Suara.com - Program cetak satu juta hektare sawah di Papua Selatan yang digagas Presiden Prabowo, akhirnya memasuki musim panen perdana yang menghasilnya 2,5 ton sampai 2,8 ton per hektare.
Freesca Syafitri, pengamat ekonomi dan kebijakan publik UPN Veteran Jakarta, menilai positif panen perdana food estate tersebut karena mampu mengenyahkan pesimisme terhadap program itu.
Setidaknya, kata dia, proyek nasional ini membuka lembaran baru dalam ketahanan pangan nasional dan juga politik pembangunan yang berbasis keadilan secara spasial.
"Tidak hanya dalam ketahanan pangan nasional, tetapi juga dalam politik pembangunan nasional yang lebih adil secara spasial dan sosial," kata Freesca, Jumat (23/5/2025).
Apalagi, kata dia, sebelumnya banyak hasil analisis yang menyebut Papua Selatan tidak cocok menjadi daerah lumbung pangan.
Selama bertahun-tahun, pendekatan determinisme ekologis telah membentuk persepsi pembangunan bahwa hanya wilayah-wilayah tertentu yang layak digarap untuk sektor pangan.
Namun, survei tanah dan air membuktikan kawasan Wanam di Kabupaten Merauke, Papua Selatan memiliki kesesuaian tinggi untuk pertanian.
"Dengan pemilihan varietas adaptif seperti Inpara dan metode tanam sederhana, hasilnya mampu menandingi kawasan sentra pertanian konvensional. Hal ini menjadi kritik penting terhadap pendekatan pembangunan yang terlalu bergantung pada input modern dan sering mengabaikan potensi lokal," kata Freesca.
Menurut Freesca, lebih dari sekadar keberhasilan teknis, panen di Papua Selatan juga menandai transformasi sosial yang fundamental.
Baca Juga: Prabowo Godok 5 Nama Calon Dubes RI untuk AS, Airlangga Hartarto Jadi Masuk?
Masyarakat yang sebelumnya menggantungkan hidup pada pola berburu, kekinian mulai dikenalkan pada pertanian.
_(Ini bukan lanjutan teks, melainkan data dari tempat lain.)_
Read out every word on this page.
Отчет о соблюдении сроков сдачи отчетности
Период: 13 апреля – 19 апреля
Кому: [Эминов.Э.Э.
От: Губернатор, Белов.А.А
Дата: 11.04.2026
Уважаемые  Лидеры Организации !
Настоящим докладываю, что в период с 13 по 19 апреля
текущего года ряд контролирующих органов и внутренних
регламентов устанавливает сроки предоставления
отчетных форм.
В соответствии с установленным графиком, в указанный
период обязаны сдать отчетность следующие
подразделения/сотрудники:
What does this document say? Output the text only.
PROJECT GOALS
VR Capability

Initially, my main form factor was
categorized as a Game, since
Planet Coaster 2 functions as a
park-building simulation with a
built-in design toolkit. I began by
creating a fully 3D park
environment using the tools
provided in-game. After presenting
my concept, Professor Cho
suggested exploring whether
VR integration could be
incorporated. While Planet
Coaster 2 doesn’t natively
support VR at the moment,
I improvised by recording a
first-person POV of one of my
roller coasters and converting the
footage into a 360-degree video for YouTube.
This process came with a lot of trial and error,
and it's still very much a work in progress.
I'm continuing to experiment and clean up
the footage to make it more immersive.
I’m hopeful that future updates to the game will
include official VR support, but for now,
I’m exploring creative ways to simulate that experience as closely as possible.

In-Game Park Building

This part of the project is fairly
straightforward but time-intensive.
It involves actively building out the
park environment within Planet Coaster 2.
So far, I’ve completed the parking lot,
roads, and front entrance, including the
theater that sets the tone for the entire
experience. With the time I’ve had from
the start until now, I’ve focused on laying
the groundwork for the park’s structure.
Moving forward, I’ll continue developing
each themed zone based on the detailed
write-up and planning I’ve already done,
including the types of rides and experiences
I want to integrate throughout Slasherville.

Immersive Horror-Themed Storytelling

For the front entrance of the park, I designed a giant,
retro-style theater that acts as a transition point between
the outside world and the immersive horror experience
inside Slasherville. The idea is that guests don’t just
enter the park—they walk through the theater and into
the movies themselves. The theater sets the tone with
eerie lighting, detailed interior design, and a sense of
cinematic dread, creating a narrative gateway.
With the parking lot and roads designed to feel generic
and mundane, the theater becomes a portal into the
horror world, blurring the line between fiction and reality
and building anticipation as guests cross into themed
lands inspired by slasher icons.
Bukan dengan pemaksaan, tetapi melalui pendekatan edukatif yang pelan namun menyentuh akar.
"Hal ini menunjukkan pembangunan sejati bukan hanya soal investasi fisik, melainkan juga pembentukan agricultural citizenship, warga negara yang sadar akan peran mereka dalam sistem pangan," ujar Freesca menerangkan.
Menurut Dosen Fakultas Ekonomi dan Bisnis (FEB) UPN Veteran Jakarta itu mengatakan, Indonesia membutuhkan model pembangunan pangan yang tak hanya berorientasi surplus produki di tengah fluktuasi geopolitik pangan global.
Sebaliknya, Fressca menyebut Indonesia justru harus mengorientasikan kebijakan pangannya secara distributif agar terjadi pemerataan secara geografis.
"Proyek di Papua Selatan berpotensi menjadi preseden bagi paradigma baru, yakni bahwa pembangunan pangan tidak harus bersifat eksploitatif, tetapi regenerative baik terhadap tanah maupun masyarakatnya," kata Freesca.
Ia menilai, keberhasilan panen perdana di Wanam, menandai awal reorientasi geopolitik pangan nasional ke wilayah timur Indonesia.